Elegy

After five years I seem to know you less.
Still we meet as before, and still you see
exactly where I am. Again you bless
my birth, my mother. Still you welcome me
and start the meeting with such tenderness,
I seem to know my special history
on Earth. But then an absence. We address
the conversation in a minor key.

It is because we do not meet on Earth
at all. And still you bless me. Now my dear,
if you are lost to me, past death and birth,
yet where we meet is neither there nor here.
And if I bless you too in my unworth,
by a remembrance, still we may be near.

*

Not death, not birth. A vivid sensible thing,
clearer and closer than I knew before.
It is you to the quick. How can a pallid rhyme
brim with youth’s energy, and carry more
unseen, the lock and key of age’s store?
But that a poem is a remembering,
that makes a case for the precious things of time,
word-woven, with a wordless strengthening.

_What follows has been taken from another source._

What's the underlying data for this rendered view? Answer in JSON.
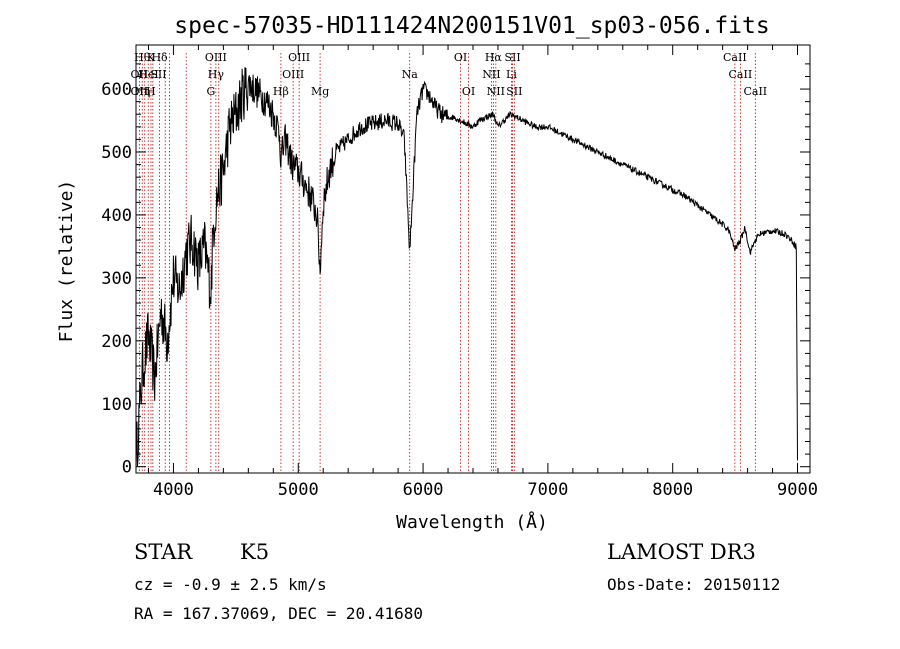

Enter my poem. I see a sixteen-year-old girl
I never knew, who had run away from home,
shout joy for Stalin. I see the glint of a pearl
in every word I hear. A quick concern
for others of all sorts. I see her roam
the city, with her mind on a slow burn.

*

Restless within. Prowling forward, the past
in fragments of broken glass, a wind too wild
shrieking out of old voices, a shadow passed
in need of warmth, from too much hurt as a child.
It slipped from hostel to workplace, bus to train,
into the traffic of day arriving late,
yet quickening soon. A slight spatter of rain,
a roving intent, a streamlet in full spate.

Yours was a mind that never learned to hate,
a spirit that struck out at the dark and cold,
by offering some a lightness with their fate,
and shelter to other souls when you were old.
Young in London now you shed your cares
with poetry, conversation, and love affairs.

*

Cut to mid-stream. A journalist in Kent,
a Labour Councillor, a mind inspired
by prehistoric sites, a warmth that lent
itself to all, a humorous, slightly tired
woman in touch with time and the event.
A link upon a necessary chain,
who seemed to know the pace at which things went,
and that the day does not come round again.

From you I learned to rest against the grain
of day. The crease of work became my home.
The dreamer’s airy mantle that had lain
on a youth’s shoulders, promising to become
a leaden weight, was finely whipped away.
I saw I had a bill or two to pay.

*

Later you taught me more – still not by telling.
The lesson was the life. You were at war
with dogma – a magnificent rebelling
of the atom in the compound. To abhor
cruelty of all sorts – and more, to fight
for women, a good soldier, was your calling.
The goddess Hochma touched you with her light,
and you were her. And still the light is falling.

Mother, I loved you best in your old age.
Open to all, intuitive and kind,
for a finer time to come you set the stage.
A number were refreshed and re-defined
by the power of knowing you. Alight so long,
you made the human element more strong.

*

After five years I seem to know you more.
Still we meet as before, but now I see
the generous secrecy of Time restore,
within a simple tribute, you to me.
For set outside the accidental law
of ordinary circumstance, and free
of birth and death, of after and before,
there is a realm, it seems, where all can be,

Still I have lost you. Only in art’s unravelling,
beyond the moment when all is less clear,
can I trace you now. A few poor lines, fresh-marvelling
at the shapes of a fire, are all that hold you here.
Yet if I read, then through the lines sure-travelling,
your shade is with me still, or precious near.